The point is that TDD is a great start but that you need more. As Figure 1 shows, disciplined agile teams include an independent testing effort that runs in parallel to development. The basic strategy is that the agile team should deploy a working build of their system to an independent test team on a regular basis, at least once an iteration, so that they can perform investigative testing and other higher forms of testing. This independent testing effort addresses concerns that are typically addressed by traditional teams during the testing phase at the end of the lifecycle. By doing this testing in parallel with development, and by reporting issues back to the development team quickly, you can reduce the average cost of addressing any defects and often shorten the overall time of your project. The development team treats the identified defects as potential requirements to be put onto their prioritized work item list and eventually addressed through TDD.
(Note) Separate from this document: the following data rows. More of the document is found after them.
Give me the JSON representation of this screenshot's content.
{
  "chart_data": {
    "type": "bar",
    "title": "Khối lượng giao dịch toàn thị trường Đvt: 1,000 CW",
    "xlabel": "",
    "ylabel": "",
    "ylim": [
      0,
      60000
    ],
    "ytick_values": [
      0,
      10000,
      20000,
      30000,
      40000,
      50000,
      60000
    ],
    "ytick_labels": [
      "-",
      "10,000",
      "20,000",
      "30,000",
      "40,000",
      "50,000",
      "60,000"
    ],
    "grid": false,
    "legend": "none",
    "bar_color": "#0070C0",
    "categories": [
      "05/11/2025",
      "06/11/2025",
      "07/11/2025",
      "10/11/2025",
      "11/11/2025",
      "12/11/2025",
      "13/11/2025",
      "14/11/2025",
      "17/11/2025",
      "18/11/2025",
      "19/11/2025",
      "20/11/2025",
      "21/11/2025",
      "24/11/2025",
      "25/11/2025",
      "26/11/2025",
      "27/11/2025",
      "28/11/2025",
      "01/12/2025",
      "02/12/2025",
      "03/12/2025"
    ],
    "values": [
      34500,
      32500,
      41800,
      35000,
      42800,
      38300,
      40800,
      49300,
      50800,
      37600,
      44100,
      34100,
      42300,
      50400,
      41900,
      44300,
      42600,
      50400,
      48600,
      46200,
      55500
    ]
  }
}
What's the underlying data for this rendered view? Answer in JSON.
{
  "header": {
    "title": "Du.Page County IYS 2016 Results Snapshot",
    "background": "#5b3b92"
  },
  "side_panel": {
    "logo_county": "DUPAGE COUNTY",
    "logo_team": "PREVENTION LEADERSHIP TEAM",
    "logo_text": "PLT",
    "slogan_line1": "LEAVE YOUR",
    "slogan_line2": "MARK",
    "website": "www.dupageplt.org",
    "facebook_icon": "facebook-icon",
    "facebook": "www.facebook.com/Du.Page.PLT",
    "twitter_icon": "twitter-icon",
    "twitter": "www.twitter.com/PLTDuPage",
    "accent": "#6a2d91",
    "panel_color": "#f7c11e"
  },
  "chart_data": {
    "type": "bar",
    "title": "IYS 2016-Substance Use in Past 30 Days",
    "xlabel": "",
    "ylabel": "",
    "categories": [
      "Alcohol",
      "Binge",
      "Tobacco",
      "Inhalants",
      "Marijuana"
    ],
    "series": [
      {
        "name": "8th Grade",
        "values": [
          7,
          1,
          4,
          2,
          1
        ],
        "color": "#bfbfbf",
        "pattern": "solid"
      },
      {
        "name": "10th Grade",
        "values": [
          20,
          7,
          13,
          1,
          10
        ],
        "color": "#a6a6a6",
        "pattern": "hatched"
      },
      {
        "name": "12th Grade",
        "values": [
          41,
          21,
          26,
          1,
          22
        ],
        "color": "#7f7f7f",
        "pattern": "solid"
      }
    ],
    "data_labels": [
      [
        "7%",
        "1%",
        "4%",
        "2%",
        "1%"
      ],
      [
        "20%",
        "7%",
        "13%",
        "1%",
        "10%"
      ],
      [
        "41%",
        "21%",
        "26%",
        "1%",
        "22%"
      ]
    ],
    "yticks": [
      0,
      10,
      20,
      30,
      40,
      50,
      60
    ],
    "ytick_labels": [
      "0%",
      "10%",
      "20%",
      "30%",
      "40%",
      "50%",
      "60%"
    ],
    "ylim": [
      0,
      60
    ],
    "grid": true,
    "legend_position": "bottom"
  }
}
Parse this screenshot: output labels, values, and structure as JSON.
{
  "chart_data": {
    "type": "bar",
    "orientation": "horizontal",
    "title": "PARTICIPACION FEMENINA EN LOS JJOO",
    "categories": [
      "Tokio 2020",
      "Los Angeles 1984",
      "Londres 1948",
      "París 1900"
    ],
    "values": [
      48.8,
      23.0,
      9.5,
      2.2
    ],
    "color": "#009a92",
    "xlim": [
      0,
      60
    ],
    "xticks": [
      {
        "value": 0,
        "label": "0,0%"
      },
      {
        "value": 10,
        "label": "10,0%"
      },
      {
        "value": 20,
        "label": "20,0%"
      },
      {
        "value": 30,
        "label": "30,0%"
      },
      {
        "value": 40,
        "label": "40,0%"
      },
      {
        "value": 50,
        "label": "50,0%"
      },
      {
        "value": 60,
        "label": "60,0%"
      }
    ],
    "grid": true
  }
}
The independent test team is small, perhaps one independent tester for every 10 people on the development team, because the development team should be addressing confirmatory testing (which is the majority of the testing work). The independent testers are highly skilled testing specialists, perhaps the top 5 to 10 percent of the testing community, who have access to sophisticated testing tools. They will use these tools to try to break the system, and this is often around the types of issues addressed by NFRs and constraints.